Subject: Re: But why?
To: David S. Miller <davem@caip.rutgers.edu>
From: Scott Reynolds <scottr@Plexus.COM>
List: tech-kern
Date: 10/24/1996 02:19:09
I really hate to jump in, as you are all entertaining me quite well, but
this point jumped out at me like the snake in "Honey, I Shrunk the
Audience" at Disney's Epcot...

On Wed, 23 Oct 1996, David S. Miller wrote:

> 	a) Consider that your OS it taking say 200 cycles more than it
> 	   needs to with just trap instruction in/out overhead.  Say
> 	   also that once your application takes control again, it
> 	   will take it only 100 instructions to get to the point
> 	   where it asks the kernel to queue up another disk request.
> 	   I'd say you are losing here.

Taking 200 cycles more than _what_?  Is this 200 cycles we're shaving from
300 cycles, or 600, or 3000?  Of course, it varies, but pick an average
based on real-world usage patterns, and compare the 200 cycles to _that_
number, as that's where the significance shows up. 

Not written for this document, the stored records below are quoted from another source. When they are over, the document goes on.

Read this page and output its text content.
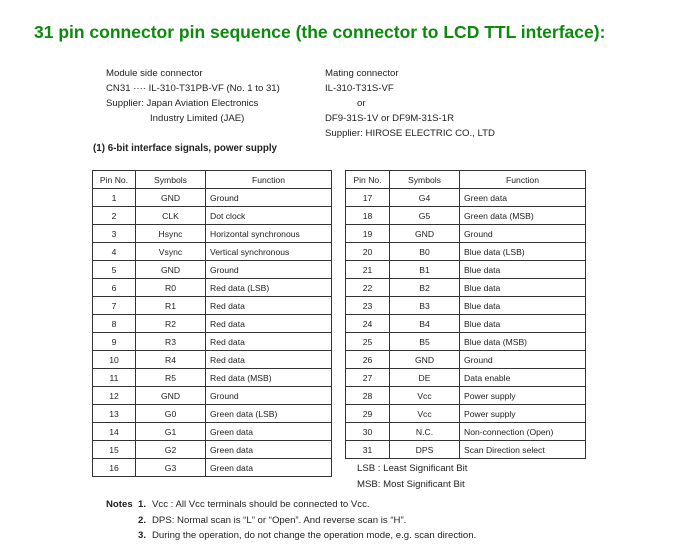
31 pin connector pin sequence (the connector to LCD TTL interface):
Module side connector
CN31 ···· IL-310-T31PB-VF (No. 1 to 31)
Supplier: Japan Aviation Electronics
Industry Limited (JAE)
Mating connector
IL-310-T31S-VF
or
DF9-31S-1V or DF9M-31S-1R
Supplier: HIROSE ELECTRIC CO., LTD
(1) 6-bit interface signals, power supply
Pin No.	Symbols	Function
1	GND	Ground
2	CLK	Dot clock
3	Hsync	Horizontal synchronous
4	Vsync	Vertical synchronous
5	GND	Ground
6	R0	Red data (LSB)
7	R1	Red data
8	R2	Red data
9	R3	Red data
10	R4	Red data
11	R5	Red data (MSB)
12	GND	Ground
13	G0	Green data (LSB)
14	G1	Green data
15	G2	Green data
16	G3	Green data
Pin No.	Symbols	Function
17	G4	Green data
18	G5	Green data (MSB)
19	GND	Ground
20	B0	Blue data (LSB)
21	B1	Blue data
22	B2	Blue data
23	B3	Blue data
24	B4	Blue data
25	B5	Blue data (MSB)
26	GND	Ground
27	DE	Data enable
28	Vcc	Power supply
29	Vcc	Power supply
30	N.C.	Non-connection (Open)
31	DPS	Scan Direction select
LSB : Least Significant Bit
MSB: Most Significant Bit
Notes 1. Vcc : All Vcc terminals should be connected to Vcc.
2. DPS: Normal scan is “L” or “Open”. And reverse scan is “H”.
3. During the operation, do not change the operation mode, e.g. scan direction.
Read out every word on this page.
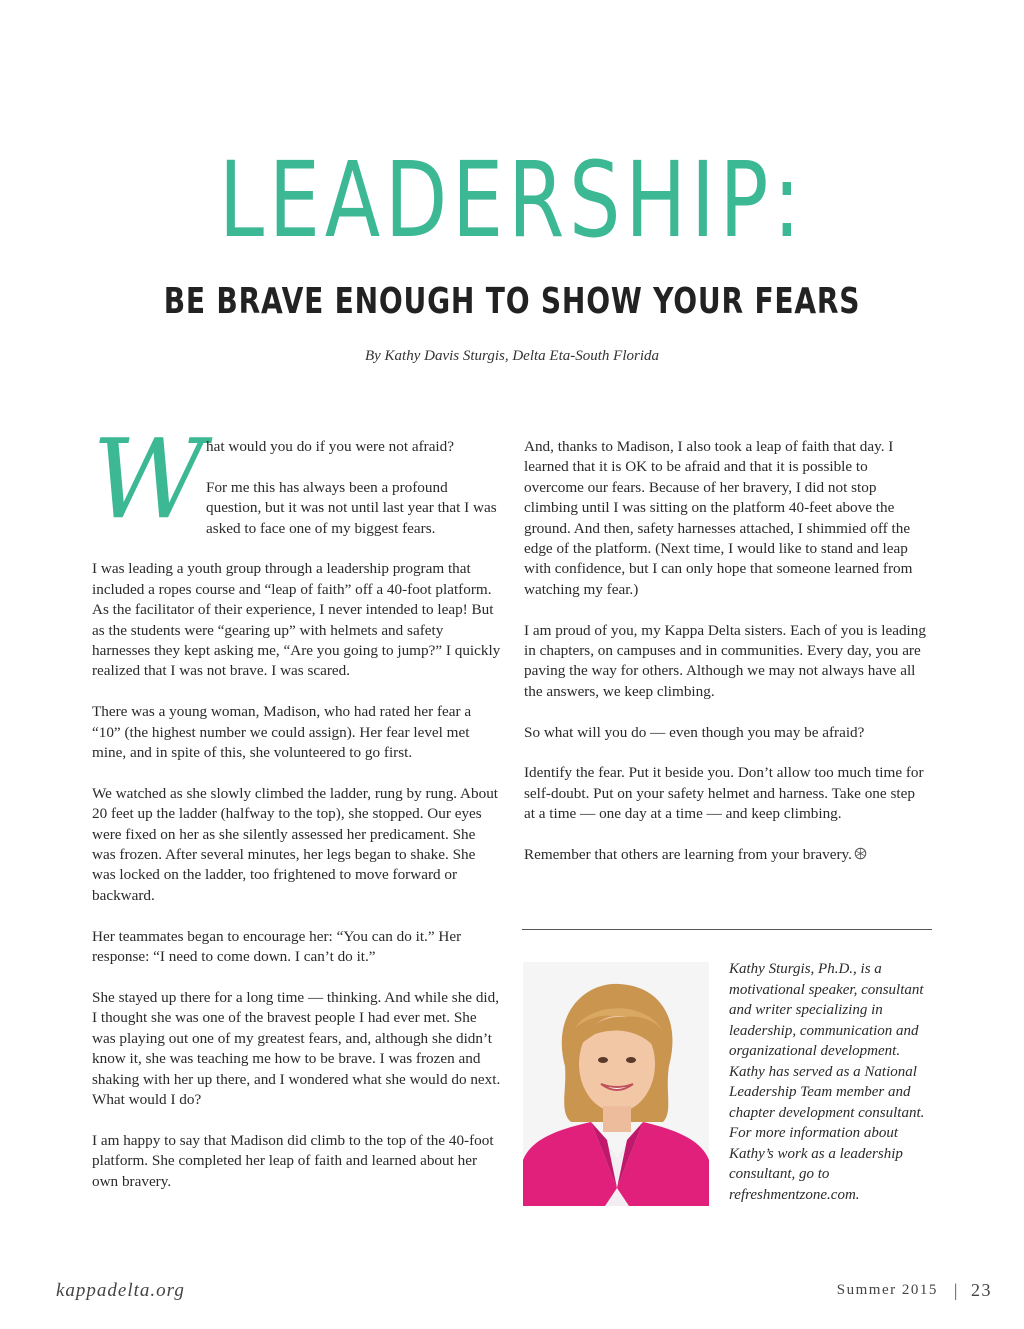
LEADERSHIP:
BE BRAVE ENOUGH TO SHOW YOUR FEARS
By Kathy Davis Sturgis, Delta Eta-South Florida
W hat would you do if you were not afraid?

For me this has always been a profound question, but it was not until last year that I was asked to face one of my biggest fears.

I was leading a youth group through a leadership program that included a ropes course and “leap of faith” off a 40-foot platform. As the facilitator of their experience, I never intended to leap! But as the students were “gearing up” with helmets and safety harnesses they kept asking me, “Are you going to jump?” I quickly realized that I was not brave. I was scared.

There was a young woman, Madison, who had rated her fear a “10” (the highest number we could assign). Her fear level met mine, and in spite of this, she volunteered to go first.

We watched as she slowly climbed the ladder, rung by rung. About 20 feet up the ladder (halfway to the top), she stopped. Our eyes were fixed on her as she silently assessed her predicament. She was frozen. After several minutes, her legs began to shake. She was locked on the ladder, too frightened to move forward or backward.

Her teammates began to encourage her: “You can do it.” Her response: “I need to come down. I can’t do it.”

She stayed up there for a long time — thinking. And while she did, I thought she was one of the bravest people I had ever met. She was playing out one of my greatest fears, and, although she didn’t know it, she was teaching me how to be brave. I was frozen and shaking with her up there, and I wondered what she would do next. What would I do?

I am happy to say that Madison did climb to the top of the 40-foot platform. She completed her leap of faith and learned about her own bravery.

And, thanks to Madison, I also took a leap of faith that day. I learned that it is OK to be afraid and that it is possible to overcome our fears. Because of her bravery, I did not stop climbing until I was sitting on the platform 40-feet above the ground. And then, safety harnesses attached, I shimmied off the edge of the platform. (Next time, I would like to stand and leap with confidence, but I can only hope that someone learned from watching my fear.)

I am proud of you, my Kappa Delta sisters. Each of you is leading in chapters, on campuses and in communities. Every day, you are paving the way for others. Although we may not always have all the answers, we keep climbing.

So what will you do — even though you may be afraid?

Identify the fear. Put it beside you. Don’t allow too much time for self-doubt. Put on your safety helmet and harness. Take one step at a time — one day at a time — and keep climbing.

Remember that others are learning from your bravery.

Kathy Sturgis, Ph.D., is a motivational speaker, consultant and writer specializing in leadership, communication and organizational development. Kathy has served as a National Leadership Team member and chapter development consultant. For more information about Kathy’s work as a leadership consultant, go to refreshmentzone.com.
kappadelta.org	Summer 2015 | 23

You seem to be operating from at least some flawed assumptions here, which
is quite possibly leading to an overstatement of the importance.  Sure,
it's cool and all, but in the real world, does it amount to something
actually perceptible?  (Note that comparing against other OSs is utterly
invalid, as there are far more variables than the syscall implementation.)